I dont wanna...
Just a little something I came up with today, whilst trying to overcome a decade of writers block. I think its okay for straight off the dome :)
I don't wanna become another memory, my heart shattered on the floor. "Us" always just one argument away, from all our relationships before. I don't wanna wake up one day , and realize your not there. But if I make you stay and your not happy who's the one not playing fair? I don't wanna lose you, cause I know how bad that'd hurt. Although perhaps again that's me just being selfish, when for once you weren't. I've fought too hard, cried too much, and gave up my whole self. Therefore, I refuse to chalk "us" up, to an unfortunate hand that we were dealt. When you love someone you keep trying, no matter how hard it gets. My love for you is a constant reminder, that your far to perfect, for me to forget. So, I don't wanna become another memory, just some story for you to tell. About a girl that once upon a time said she loved you, and you thought you did as well.
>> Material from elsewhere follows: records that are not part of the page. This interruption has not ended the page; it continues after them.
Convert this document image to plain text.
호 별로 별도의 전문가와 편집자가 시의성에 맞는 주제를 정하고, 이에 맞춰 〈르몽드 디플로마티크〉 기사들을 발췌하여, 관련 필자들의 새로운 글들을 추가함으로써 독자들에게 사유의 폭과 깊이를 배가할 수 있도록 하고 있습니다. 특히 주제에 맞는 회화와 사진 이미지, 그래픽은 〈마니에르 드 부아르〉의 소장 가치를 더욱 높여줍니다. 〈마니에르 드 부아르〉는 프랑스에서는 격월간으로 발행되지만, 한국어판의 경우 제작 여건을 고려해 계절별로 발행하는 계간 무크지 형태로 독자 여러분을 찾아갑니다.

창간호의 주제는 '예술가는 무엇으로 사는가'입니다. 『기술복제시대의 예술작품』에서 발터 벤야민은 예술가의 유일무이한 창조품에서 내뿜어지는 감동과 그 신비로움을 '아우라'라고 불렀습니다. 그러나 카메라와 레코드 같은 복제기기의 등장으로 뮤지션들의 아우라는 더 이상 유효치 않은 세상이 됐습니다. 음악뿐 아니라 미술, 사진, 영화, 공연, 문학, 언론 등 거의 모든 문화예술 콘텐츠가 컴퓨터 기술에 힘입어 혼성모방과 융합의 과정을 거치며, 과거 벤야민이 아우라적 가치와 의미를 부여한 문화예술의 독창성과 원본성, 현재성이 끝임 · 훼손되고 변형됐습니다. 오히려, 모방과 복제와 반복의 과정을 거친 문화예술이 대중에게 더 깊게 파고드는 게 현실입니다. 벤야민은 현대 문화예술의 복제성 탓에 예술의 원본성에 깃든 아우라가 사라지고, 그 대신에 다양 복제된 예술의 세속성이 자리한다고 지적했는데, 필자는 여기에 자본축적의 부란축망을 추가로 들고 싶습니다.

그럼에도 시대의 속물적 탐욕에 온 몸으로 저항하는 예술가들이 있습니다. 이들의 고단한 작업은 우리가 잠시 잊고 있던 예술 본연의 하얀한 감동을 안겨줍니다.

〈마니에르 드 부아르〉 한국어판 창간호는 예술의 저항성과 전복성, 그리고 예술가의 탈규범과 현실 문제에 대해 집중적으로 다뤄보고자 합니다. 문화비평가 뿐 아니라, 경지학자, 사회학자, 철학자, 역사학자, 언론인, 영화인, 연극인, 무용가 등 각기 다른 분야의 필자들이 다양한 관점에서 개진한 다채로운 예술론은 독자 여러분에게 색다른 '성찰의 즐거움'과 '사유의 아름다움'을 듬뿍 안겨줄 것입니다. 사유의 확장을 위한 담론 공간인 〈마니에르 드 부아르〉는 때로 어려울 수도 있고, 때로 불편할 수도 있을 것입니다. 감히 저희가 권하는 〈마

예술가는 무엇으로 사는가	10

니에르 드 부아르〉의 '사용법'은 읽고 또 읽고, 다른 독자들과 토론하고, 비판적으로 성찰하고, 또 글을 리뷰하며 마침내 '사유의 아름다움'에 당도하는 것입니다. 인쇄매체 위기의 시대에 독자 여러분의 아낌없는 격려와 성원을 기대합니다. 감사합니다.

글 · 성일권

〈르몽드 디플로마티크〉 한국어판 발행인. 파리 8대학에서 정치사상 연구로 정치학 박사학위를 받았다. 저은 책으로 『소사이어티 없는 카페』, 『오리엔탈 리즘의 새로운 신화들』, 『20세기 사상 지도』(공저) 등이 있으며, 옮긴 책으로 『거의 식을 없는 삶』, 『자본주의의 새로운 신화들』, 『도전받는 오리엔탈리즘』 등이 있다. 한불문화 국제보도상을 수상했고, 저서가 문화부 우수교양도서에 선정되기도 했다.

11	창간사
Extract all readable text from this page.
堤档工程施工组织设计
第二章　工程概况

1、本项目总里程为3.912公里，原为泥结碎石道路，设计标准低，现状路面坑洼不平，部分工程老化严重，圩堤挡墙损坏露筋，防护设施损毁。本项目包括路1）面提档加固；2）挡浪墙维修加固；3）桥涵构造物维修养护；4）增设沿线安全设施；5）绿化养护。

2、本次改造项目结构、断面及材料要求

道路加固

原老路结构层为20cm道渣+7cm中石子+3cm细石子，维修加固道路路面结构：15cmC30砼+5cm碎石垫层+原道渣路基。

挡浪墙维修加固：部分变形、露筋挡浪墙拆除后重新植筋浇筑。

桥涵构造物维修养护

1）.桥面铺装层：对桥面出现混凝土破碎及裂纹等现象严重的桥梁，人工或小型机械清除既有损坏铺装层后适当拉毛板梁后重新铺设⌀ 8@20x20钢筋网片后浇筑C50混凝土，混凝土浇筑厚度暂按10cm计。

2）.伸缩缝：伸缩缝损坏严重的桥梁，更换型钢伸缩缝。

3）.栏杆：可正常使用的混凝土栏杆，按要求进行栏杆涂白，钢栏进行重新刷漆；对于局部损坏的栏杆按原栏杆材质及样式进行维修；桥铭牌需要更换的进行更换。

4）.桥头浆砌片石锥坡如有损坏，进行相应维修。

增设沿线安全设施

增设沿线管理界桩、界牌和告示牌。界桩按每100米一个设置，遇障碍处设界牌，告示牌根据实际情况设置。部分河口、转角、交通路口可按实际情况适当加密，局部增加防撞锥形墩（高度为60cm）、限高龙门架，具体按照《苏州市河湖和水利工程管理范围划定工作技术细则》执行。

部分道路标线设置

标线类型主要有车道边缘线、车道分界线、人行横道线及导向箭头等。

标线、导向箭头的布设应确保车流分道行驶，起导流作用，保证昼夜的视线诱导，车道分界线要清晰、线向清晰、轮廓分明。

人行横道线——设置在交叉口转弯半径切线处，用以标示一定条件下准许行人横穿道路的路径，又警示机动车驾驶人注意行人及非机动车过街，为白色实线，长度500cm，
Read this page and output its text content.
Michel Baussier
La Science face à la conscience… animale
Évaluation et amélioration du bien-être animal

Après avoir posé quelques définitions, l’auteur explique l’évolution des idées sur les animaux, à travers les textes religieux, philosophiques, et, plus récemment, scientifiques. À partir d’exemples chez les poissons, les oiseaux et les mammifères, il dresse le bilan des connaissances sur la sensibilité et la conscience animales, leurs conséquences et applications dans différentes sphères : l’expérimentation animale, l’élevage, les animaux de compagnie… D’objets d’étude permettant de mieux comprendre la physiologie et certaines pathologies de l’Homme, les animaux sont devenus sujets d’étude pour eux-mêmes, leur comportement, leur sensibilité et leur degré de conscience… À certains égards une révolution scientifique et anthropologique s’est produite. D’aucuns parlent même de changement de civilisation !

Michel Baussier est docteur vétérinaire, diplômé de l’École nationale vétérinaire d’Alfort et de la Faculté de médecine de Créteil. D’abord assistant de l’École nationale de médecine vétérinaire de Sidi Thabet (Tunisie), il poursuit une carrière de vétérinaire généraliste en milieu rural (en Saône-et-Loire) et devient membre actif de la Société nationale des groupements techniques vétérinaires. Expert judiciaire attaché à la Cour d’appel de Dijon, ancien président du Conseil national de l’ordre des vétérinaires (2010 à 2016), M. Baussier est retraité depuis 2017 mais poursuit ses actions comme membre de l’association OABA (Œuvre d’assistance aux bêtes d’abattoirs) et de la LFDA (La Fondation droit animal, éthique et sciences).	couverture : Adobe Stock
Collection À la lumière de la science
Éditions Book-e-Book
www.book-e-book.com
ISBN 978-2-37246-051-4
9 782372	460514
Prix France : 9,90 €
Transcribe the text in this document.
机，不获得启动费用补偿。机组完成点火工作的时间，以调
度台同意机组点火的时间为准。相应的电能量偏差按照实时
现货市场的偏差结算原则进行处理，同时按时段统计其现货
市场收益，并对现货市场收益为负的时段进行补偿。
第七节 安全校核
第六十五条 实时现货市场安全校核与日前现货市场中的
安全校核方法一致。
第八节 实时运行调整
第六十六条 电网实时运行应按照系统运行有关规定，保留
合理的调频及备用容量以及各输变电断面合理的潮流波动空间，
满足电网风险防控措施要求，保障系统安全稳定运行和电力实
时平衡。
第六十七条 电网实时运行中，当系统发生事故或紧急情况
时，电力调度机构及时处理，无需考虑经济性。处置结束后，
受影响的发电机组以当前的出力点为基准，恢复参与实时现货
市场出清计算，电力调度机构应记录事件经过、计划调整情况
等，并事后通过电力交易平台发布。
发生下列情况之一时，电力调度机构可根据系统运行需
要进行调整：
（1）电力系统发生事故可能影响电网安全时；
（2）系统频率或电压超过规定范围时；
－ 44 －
You may be able to forget me, just as quickly as you loved me. But I could never stop loving you. And on this you'll have to trust me. I don't wanna be todays argument, just some girl that worked your nerves. Instead, lets just love each other, because regardless of how things are betwen us that is what we have both always preferred. So my love, please promise me my "I don't wanna's" will never become my cold, hard, truth. If we both keep the love between us sincere, we won't have to plan for our next move. So, I'll stop with the "I don't wanna's" or any somber thoughts. And move steadfast towards the future, with you by my side, I see no reason that we'd stop. Going forward I will only think of the "I love you's" and all the reasons why, your the one and only person I 'd ever wanna choose.